The rest of the episode is taken up with him gazing in bafflement at a cultivator and a seed drill and pointlessly messing up various things for our theoretical entertainment and non-edification. Eventually, he does what he would have done if contractual obligations to fill eight hours of telly hadn’t militated against it and hires 21-year-old Kaleb Cooper, a former Diddly Squat employee, to do it all.

Kaleb, incidentally, is This Country’s Kerry and Kurtan Mucklowe to the life (“Been to London once on an art trip. I stayed on the coach. Go to Banbury if I need something desperately. Otherwise – Chipping Norton, Chadlington, Heythrop, that’s me”). He is a testimony to the acuity of their comedy, but with endless practical intelligence replacing the Mucklowes’ gormlessness. The genuine incredulity and dismissal with which he treats Clarkson’s meaningless shtick are the only things here to gladden the heart. In a good and just world, he would have been allowed to take over the farm and the programme, too. But we are where we are.

There is more wearisome, meretricious rubbish in this episode – and then in the others – that there is no point detailing here. The pandemic hits in episode five, but doesn’t really change Diddly Squat life much, besides scuppering some plans for the sheep as restaurants close and demand for lamb goes down. The series amounts to less and less as time goes on. From the staged conceit to Clarkson’s contempt, the bad faith of every aspect of Jeremy Fills the Airwaves is so nakedly on display that each moment feels as if it is hollowing itself out from the inside. (I would particularly like to know what farmers, who would face ruination if they acted as stupidly as the dilettante multimillionaire does here, make of this – and of his wondering why they, members of a demographic with a high suicide rate, don’t just kill themselves.)
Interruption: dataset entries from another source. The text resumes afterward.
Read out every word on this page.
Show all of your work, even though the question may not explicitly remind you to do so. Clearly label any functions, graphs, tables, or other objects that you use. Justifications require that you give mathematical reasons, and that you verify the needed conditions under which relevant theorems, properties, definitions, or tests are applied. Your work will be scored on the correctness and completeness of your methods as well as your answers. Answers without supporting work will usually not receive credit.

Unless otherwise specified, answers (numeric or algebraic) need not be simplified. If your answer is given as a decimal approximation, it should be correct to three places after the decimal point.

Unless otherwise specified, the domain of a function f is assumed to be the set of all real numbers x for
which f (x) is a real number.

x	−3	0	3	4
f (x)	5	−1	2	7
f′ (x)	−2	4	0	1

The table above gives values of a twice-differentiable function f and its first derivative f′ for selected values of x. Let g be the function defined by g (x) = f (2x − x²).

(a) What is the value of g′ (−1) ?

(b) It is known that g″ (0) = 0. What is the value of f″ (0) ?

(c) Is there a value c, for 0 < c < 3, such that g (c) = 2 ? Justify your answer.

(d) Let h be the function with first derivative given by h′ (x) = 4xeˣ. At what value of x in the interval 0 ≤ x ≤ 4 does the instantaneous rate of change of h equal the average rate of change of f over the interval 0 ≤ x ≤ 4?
Of course, in one sense, it doesn’t matter. Birds gonna fly, fish gonna swim, Clarkson gonna Clarkson and scoff at the “government red tape” that surrounds every farming endeavour until the cows come home. In another sense, it matters a lot. For every Clarkson sucking up money, resources, time and publicity, there are other, newer, brighter, more entertaining, more valuable things not getting made. The most generous interpretation that can be put on Jeremy Buys a Tractor is that Clarkson, by being so visibly idiotic (and incompetent and impractical), is subtly repositioning himself as the buffoon his fans can start to laugh at, rather than the self-indulgent petrolhead they want to be. But that still leaves him with a long career row left to hoe, alas.